Cut to a small town on the Danube, a cloudy spring day. I decide to stroll into the historic center. On this Sunday, late afternoon, few people are out. I head toward a row of leafing trees with fragrant blossoms. I pass an old church, and stop for awhile to watch a wedding ceremony. Roma beggars pester me but I wear no valuables or purse, and I'm dressed in jeans and a tee.

I go on, peering behind to make sure the kids are not following, and after a few minutes fields appear. Nobody is around. Suddenly I hear sharp barking, and see a pack of dogs in the distance, running toward me. No tree nearby to climb, no building to run into. I remember advice I may have heard in Wyoming about dealing with bears. Maybe the correct thing is to stand still, but the instinct is to flee.

I head back as the barking increases. Suddenly a beat-up van stops, and a young man in a grimy shirt leans out, gestures, and asks in Romanian if I want to get in. I don't. I see a headline: "Clueless American Raped and Butchered in Romania by Transylvanian."
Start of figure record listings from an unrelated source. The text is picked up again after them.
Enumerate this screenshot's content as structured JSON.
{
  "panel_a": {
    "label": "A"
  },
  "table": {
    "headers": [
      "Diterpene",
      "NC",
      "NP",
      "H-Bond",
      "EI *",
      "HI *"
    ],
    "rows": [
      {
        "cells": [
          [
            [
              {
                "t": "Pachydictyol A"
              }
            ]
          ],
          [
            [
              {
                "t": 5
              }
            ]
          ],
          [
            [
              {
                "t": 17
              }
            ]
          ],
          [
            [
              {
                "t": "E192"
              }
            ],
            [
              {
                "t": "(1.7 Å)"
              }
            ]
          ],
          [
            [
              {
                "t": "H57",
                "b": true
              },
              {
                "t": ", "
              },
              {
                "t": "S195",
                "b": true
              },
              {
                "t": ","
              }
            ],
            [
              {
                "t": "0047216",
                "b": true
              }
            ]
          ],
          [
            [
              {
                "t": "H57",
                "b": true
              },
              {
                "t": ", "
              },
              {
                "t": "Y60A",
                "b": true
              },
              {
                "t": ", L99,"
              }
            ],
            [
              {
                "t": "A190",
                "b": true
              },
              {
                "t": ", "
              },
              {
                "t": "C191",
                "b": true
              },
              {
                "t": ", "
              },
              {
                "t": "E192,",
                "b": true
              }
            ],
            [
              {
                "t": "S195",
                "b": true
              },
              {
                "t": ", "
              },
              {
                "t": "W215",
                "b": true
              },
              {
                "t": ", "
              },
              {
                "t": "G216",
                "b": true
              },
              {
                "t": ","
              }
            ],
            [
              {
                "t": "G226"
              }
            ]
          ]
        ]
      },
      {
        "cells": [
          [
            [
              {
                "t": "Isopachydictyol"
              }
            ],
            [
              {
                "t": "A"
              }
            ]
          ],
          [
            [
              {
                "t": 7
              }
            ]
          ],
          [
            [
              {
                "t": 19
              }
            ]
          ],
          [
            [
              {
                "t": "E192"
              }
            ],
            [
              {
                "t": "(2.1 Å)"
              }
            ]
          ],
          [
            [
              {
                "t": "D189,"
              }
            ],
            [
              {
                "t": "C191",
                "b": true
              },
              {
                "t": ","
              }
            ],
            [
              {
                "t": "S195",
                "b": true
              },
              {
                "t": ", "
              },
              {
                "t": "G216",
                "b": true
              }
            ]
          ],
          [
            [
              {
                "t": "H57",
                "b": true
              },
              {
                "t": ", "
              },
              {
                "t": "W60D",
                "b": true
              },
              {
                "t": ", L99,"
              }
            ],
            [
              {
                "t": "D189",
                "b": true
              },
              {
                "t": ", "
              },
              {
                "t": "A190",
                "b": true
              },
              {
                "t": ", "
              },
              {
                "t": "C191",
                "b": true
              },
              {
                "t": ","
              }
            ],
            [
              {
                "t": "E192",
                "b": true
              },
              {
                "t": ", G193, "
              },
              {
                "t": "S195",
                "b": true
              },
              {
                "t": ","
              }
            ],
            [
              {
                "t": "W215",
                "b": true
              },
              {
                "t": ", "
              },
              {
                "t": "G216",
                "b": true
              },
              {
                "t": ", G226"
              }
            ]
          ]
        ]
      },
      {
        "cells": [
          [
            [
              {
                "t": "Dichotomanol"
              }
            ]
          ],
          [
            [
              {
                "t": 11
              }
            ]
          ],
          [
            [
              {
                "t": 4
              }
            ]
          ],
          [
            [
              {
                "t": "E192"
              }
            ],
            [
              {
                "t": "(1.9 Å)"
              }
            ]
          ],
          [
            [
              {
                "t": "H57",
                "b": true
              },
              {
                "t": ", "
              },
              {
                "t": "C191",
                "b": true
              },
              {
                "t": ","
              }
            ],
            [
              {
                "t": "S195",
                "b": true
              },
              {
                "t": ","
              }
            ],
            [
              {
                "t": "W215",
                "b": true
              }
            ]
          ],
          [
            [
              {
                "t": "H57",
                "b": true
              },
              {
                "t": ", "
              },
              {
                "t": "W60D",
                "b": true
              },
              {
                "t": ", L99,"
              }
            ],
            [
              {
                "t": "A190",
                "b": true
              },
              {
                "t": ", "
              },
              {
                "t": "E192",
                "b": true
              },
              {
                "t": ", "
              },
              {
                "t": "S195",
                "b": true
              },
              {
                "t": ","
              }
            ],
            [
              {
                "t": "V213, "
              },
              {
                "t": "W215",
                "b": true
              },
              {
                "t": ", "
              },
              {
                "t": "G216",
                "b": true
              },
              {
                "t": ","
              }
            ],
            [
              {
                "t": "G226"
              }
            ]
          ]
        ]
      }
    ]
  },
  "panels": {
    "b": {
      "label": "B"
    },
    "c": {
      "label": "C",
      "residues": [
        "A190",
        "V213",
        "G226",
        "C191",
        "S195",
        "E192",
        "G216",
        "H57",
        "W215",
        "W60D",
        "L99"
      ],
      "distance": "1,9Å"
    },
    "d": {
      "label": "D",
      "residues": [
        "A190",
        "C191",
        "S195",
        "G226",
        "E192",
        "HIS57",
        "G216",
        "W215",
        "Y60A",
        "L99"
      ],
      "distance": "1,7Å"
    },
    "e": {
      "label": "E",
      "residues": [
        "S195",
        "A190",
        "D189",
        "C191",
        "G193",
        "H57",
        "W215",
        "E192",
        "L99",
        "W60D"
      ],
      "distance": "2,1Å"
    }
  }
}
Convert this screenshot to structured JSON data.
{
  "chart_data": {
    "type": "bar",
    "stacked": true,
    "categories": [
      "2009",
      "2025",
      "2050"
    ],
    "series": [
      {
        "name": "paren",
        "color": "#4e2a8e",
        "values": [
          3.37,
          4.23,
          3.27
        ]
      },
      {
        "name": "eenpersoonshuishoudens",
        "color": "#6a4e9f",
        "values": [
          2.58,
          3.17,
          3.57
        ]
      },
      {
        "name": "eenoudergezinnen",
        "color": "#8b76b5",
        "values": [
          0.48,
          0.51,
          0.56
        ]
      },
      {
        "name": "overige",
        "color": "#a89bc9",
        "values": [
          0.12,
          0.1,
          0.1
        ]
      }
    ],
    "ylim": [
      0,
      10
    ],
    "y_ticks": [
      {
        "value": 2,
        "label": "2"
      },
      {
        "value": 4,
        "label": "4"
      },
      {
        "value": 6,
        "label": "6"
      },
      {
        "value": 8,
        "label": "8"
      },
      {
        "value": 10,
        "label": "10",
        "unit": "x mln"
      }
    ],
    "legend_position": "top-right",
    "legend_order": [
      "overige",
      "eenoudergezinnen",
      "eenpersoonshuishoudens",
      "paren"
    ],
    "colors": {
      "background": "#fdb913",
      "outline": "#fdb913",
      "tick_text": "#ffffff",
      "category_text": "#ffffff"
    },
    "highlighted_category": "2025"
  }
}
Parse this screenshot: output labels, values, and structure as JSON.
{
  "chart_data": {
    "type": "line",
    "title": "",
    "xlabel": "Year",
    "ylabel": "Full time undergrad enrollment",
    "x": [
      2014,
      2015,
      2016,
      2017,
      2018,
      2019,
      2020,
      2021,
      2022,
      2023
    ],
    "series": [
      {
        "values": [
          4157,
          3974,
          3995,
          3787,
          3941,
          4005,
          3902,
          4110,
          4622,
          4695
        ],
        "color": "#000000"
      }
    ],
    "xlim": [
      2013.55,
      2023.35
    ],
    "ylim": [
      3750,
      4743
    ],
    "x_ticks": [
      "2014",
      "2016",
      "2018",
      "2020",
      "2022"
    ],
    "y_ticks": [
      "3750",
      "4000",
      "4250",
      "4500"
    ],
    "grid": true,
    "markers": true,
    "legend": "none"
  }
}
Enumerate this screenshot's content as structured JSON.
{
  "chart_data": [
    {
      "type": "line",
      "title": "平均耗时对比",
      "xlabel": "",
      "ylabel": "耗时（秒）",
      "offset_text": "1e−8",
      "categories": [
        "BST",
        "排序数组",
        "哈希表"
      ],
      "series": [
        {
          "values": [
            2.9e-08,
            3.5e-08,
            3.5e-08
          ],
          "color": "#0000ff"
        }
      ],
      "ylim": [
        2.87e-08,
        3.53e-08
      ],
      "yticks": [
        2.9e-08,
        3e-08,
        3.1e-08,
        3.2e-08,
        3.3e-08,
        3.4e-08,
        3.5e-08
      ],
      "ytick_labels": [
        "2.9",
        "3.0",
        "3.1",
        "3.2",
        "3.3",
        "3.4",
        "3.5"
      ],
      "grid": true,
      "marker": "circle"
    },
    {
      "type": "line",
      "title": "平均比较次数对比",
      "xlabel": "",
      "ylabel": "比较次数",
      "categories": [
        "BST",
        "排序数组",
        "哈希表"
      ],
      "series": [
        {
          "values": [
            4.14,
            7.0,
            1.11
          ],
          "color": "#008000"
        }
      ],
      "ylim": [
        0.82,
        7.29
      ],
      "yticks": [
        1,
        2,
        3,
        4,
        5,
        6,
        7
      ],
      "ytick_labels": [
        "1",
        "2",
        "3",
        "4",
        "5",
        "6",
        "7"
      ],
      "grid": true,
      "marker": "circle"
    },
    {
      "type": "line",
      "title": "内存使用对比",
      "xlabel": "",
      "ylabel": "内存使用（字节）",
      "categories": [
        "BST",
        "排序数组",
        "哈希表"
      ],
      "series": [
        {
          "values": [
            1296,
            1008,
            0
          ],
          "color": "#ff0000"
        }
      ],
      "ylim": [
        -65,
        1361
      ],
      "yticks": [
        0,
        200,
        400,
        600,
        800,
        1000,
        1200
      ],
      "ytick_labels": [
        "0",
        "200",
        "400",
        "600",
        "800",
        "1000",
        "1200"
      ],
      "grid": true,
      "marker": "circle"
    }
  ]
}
Moment of truth. Which is worse, the pack of dogs heading my way, or getting into a car with an unknown man in the middle of nowhere? My version of "The Lady and The Tiger."

I gesture to the man that I'm about to jump on his vehicle, but the dogs pass right by, perhaps with some other prey in mind, like a rabbit or a bird. I have over-imagined things, as privileged American women are prone to.

The man in the van looks annoyed, lingers behind, then catches up and drives slowly next to me as I walk with eyes averted. I walk faster. After a few minutes he finally speeds ahead, leaving me alone in the dust, safe for the moment.

That was just a scary incident remembered, but the film reminded me that for women -- people -- in Romania in 1987, and in Darfur, Afghanistan, Saudi Arabia, Tibet, Iraq, to name just a few regions, unimaginable, mortal fear remains constant today.

By showing the banality of oppression, 4 Months, 3 Weeks and 2 Days, made me appreciate even more our constitution and the need to preserve it. And I resolved as the credits rolled to work really hard in the upcoming election to keep our rights from chipping away.

After the last seven years, the possibility of losing them is not an imaginary fear.